The idea of human rights claims that all human beings possess the same basic rights, no matter what their differences are, and that these rights put us in a reciprocal relationship of obligation to one another. Since human rights are the common birthright of every human being, respect is owed to all. Yet these human rights are still widely denied, evaded, or ignored around the world.

On its twenty-fifth season on PBS, POV (Point of View) presents the human rights case against Efrain Rios Mont, former Guatemalan general and dictator, who was responsible for committing genocide against the country's Mayan people during the 1980s. This story of crime and punishment was catalyzed by a 1982 documentary titled When the Mountains Tremble directed by Pamela Yates and Thomas Sigel.

Yates and Sigel went to Guatemala in 1983 to film the clandestine civil war between the dictator's military and the Indian guerrillas. With the help and guidance of the United States, which supplied funds, arms, and training in counterinsurgency techniques, the generals and their underlings carried out a massive campaign against the indigenous people leading to the deaths of 200,000 men, women and children (45,000 of whom were "disappeared").

Given her ardent feelings about the pain and suffering of the Guatemalan people and the injustice of not bringing to trial those responsible for the crimes against humanity, Pamela Yates is buoyed up with the news that a Spanish lawyer is investigating the possible human rights violations of the Rios Montt regime and wants to use information contained in When the Mountains Tremble as evidence of what went on when she was filming the documentary.

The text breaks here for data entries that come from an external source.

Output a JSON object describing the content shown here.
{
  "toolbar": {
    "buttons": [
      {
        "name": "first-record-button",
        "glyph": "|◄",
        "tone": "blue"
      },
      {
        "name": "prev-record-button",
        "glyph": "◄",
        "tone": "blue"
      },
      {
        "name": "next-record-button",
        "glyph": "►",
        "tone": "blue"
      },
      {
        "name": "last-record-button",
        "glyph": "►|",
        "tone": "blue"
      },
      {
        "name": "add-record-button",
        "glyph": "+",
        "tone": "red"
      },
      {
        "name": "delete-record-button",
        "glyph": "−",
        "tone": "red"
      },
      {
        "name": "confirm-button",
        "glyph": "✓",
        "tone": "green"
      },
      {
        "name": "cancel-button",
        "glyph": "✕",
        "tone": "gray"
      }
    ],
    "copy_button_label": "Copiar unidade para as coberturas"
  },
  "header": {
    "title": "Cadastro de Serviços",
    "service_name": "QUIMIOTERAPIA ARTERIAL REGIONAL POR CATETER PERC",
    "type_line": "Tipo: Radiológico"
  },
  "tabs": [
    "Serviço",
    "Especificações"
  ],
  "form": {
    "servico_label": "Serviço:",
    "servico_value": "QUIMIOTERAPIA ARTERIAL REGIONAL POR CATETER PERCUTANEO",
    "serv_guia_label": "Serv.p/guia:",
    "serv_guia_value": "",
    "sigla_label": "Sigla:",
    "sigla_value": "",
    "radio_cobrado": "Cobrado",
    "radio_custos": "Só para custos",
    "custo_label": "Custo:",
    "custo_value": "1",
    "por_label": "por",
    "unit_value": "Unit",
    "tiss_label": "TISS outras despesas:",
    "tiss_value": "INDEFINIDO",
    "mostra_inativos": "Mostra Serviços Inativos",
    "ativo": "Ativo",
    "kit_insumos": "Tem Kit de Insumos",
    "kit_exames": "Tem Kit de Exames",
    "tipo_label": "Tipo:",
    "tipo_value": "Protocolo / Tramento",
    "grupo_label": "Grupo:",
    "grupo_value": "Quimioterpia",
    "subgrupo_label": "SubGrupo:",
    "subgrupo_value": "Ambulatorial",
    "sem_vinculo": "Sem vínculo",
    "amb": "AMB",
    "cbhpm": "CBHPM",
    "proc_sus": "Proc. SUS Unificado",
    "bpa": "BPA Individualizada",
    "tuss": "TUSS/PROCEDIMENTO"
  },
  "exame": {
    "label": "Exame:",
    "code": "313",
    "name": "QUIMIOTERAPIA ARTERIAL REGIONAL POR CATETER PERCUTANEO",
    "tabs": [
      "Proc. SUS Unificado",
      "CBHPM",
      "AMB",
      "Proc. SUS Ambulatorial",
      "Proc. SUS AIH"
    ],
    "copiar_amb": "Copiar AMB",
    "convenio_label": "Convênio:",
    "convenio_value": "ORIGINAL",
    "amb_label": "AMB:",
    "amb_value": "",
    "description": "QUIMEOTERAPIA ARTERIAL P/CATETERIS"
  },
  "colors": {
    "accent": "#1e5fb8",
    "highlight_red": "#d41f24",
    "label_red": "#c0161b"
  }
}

A team forms around her to take on this important human rights mission including Rigoberta Menchu, the Mayan woman activist who served as storyteller in When the Mountains Tremble and in 1992 won the Nobel Peace Prize; Gustavo Meono, a former guerrilla commander who has learned a lot about state terror; Naomi Roht-Arriaza, a key international lawyer; and Fredy Peccerelli, the head of the Guatemalan forensic anthropology team.

It is fascinating to watch Pamela Yates' intense commitment to this cause and to see her excitement over footage from the past which can play a part in making the case of genocide against the still powerful Rioss Montt. The title of the documentary means "a tiny grain of sand" which can help tip the scale of justice.

After Granito: How to Nail a Dictator was completed, Rioss Montt was indicted by a Guatemalan court for crimes against humanity. Yates and her team can be proud of their work to make this conviction possible. Their film is a noble tribute to the slain Guatemalans.